Graeme B. Dinwoodie is the Professor of Intellectual Property and Information Technology Law at the University of Oxford, Director of the Oxford Intellectual Property Research Centre, and a Professorial Fellow of St. Peter’s College.  Professor Dinwoodie holds law degrees from the University of Glasgow, Harvard Law School (where he was a John F. Kennedy Scholar), and Columbia Law School (where he was a Burton Fellow).
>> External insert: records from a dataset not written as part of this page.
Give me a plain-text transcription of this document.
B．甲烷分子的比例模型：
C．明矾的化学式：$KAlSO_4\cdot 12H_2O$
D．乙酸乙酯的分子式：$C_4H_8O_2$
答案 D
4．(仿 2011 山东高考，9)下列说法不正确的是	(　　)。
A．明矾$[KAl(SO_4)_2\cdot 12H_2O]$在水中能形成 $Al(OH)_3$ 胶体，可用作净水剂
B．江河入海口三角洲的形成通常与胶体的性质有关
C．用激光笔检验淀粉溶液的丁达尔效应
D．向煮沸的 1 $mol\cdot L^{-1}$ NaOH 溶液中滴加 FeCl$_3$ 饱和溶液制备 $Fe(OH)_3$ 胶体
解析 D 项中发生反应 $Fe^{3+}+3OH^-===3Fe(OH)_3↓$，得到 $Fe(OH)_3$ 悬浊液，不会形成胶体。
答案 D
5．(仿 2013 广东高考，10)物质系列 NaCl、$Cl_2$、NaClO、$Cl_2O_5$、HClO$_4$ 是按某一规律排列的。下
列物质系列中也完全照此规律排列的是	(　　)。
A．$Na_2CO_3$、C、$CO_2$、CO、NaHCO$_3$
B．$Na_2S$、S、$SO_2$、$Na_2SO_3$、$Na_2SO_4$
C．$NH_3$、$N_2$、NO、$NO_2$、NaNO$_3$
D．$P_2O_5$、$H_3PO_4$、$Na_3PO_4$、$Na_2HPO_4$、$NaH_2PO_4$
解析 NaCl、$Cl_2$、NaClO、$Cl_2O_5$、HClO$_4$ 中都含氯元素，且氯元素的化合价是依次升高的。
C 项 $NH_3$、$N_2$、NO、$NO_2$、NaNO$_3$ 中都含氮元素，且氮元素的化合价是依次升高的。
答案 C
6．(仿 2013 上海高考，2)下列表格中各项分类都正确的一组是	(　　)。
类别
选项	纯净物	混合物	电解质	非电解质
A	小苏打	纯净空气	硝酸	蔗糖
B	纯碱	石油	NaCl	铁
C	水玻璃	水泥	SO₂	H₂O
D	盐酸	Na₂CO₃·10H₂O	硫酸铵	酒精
Prior to taking up the IP Chair at Oxford, Professor Dinwoodie was a Professor of Law and Director of the Program in Intellectual Property Law at the Chicago-Kent College of Law.  He has also previously taught at the University of Cincinnati College of Law and the University of Pennsylvania School of Law, and from 2005-2009 held a Chair in Intellectual Property Law at Queen Mary College, University of London.  He was elected to membership in the American Law Institute in 2003, and served as President of the International Association for the Advancement of Teaching and Research in Intellectual Property (ATRIP) from 2011-2013.  In 2008, the International Trademark Association awarded Professor Dinwoodie the Pattishall Medal for Teaching Excellence in Trademark Law.  He is the author of numerous articles and books on trade mark law and on international and comparative intellectual property law.

Courses:
International Intellectual Property Law
Trademarks in Cyberspace Seminar

Johanna Hey

Johanna Hey is Professor of Tax Law and Public Law and Director of the Institute of Tax Law at Cologne University, Germany. Since 2010 she is in addition Research Director of the Institute for Public Finances and Taxation in Berlin. She is a member of the Scientific Advisory Board of the German Federal Ministry of Finance. Her main fields of research are individual income tax and business taxation, fundamental and constitutional principles of taxation as well as the influences of European Law.